When Vim quits, it sends the escape sequence defined by the t_te setting to the terminal in order to tell it what to do. This should be set automatically by Vim to do something sensible, but it looks like something's going wrong in your setup: the likely candidate seems to be that your terminal is configured incorrectly, but let's investigate:

To clear the screen, we need to send the clear escape sequence to our terminal. We can find out what sequence is required by querying our terminfo database with the infocmp command. By running infocmp in my terminal (which happens, like yours, to be xterm-256color), I see the following entry:

clear=\E[H\E[2J

In this output, the left hand side of the equation refers to a terminal "capability", and the right-hand side to the escape sequence used to access it. In the displayed sequence, the \E refers to an Escape character.

So, the escape sequence used by xterm to clear the screen is <Esc>[H<Esc>[2J. If we want Vim to clear the screen on exit, we need to configure its t_te setting to send this sequence.

We do so with the following Vim command:

:set t_te=^[[H^[2J

N.B. In the above, the two instances of ^[ are Vim's representation of the escape character that was displayed as \E above. You type them by pressing Ctrl+VEsc: not by typing a ^ followed by a [ character.

After quitting Vim, the screen should now be cleared.

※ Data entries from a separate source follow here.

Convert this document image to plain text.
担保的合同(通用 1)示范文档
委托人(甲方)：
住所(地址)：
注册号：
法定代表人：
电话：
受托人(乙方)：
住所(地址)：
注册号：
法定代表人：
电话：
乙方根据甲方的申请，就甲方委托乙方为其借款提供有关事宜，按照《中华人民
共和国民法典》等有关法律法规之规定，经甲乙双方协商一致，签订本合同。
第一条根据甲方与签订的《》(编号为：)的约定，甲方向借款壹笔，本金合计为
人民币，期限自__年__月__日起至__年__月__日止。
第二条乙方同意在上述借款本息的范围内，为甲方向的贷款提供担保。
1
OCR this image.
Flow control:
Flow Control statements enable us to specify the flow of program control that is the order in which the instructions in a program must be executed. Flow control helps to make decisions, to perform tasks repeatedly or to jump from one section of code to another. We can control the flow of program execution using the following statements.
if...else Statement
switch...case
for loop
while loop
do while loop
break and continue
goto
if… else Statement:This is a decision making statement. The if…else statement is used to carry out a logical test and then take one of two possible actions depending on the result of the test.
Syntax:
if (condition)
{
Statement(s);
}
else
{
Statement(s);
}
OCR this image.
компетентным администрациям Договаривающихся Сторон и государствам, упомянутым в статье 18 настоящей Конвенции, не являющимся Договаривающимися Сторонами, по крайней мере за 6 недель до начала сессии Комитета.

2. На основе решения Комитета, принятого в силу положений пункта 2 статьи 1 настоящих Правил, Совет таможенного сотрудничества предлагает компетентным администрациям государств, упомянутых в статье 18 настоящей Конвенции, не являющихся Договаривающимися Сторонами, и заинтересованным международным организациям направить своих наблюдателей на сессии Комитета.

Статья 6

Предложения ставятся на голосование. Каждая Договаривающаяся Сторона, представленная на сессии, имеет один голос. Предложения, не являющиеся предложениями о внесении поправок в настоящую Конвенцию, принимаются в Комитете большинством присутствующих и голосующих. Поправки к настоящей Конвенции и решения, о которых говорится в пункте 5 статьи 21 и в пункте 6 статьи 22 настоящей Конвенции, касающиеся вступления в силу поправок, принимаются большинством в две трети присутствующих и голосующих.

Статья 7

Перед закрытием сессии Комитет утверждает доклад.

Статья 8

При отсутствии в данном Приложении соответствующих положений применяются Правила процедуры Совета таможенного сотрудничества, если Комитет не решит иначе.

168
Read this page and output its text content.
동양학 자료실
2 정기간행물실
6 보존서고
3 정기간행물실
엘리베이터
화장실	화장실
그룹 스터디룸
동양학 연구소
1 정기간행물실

What Might Be Going Wrong For You

This may or may not actually work for you, however. As already mentioned, Vim should set up t_te sensibly already. There are several places where the problem could be occurring:

  1. Your t_te might be set incorrectly by your .vimrc or by a plugin. Setting t_te as above should fix this,
  2. You have indicated your $TERM is set to xterm-256color. If you are actually using a different terminal, the escape sequence described above may be wrong. The way to fix this is by setting $TERM to match your actual terminal.
  3. It's possible (although less likely) that your terminfo database contains the incorrect info for xterm-256color. You can test if this is the case by running the command tput clear in your terminal. This queries the terminfo database for the clear capability, which is output to the terminal, and should result in the terminal clearing the screen. If this does not do so, then your terminfo database is incorrect, and will need fixing. This is not really a Vim issue, so you may find more help elsewhere.

Extra Credit

I wrote earlier that Vim should set t_te to "something sensible". But for me, this is not clearing the screen. So what does it actually set t_te to?

The command :set t_te?, for me, outputs: t_te=^[[?1049l. By looking in the infocmp output, I can see that this corresponds to a capability of rmcup.

It turns out that this, in conjunction with the related t_ti setting (which is set to the smcup capability) sets up Vim to use xterm's alternate screen buffer for rendering — when Vim quits, the terminal state is reset to display whatever was displaying before I ran Vim.

Again, you can try out this switching of screen buffers outside of Vim by running a sequence of commands in your terminal:

ls         # just to get something onscreen
tput smcup # The ls output disappears
tput rmcup # The ls output reappears
0

Run

$ date
$ vim --clean # inside just exit :q

If after exit Vim, the terminal still shows all cmds and its outputs, like

$  date
So 18. Jul 14:35:01 CEST 2021
$  vim --clean

... then all is smooth, and you can apply the excellent answer of Rich.

Otherwise check in detail your .vimrc or its plugins. Comment almost everything of .vimrc (except NERDCommenter plugin for easy comment-uncomment), and as soon as it works as expected ($ date; $ vim ~/.vimrc # edit, source and save-exit) uncomment little by little till find the trouble-maker.

I had same problem, it was just hidden redraw (:h redraw).

PD: try with other terminal console, example gnome-terminal or KDE-konsole. If it works in different terminal, then .vimrc is NOT guilty.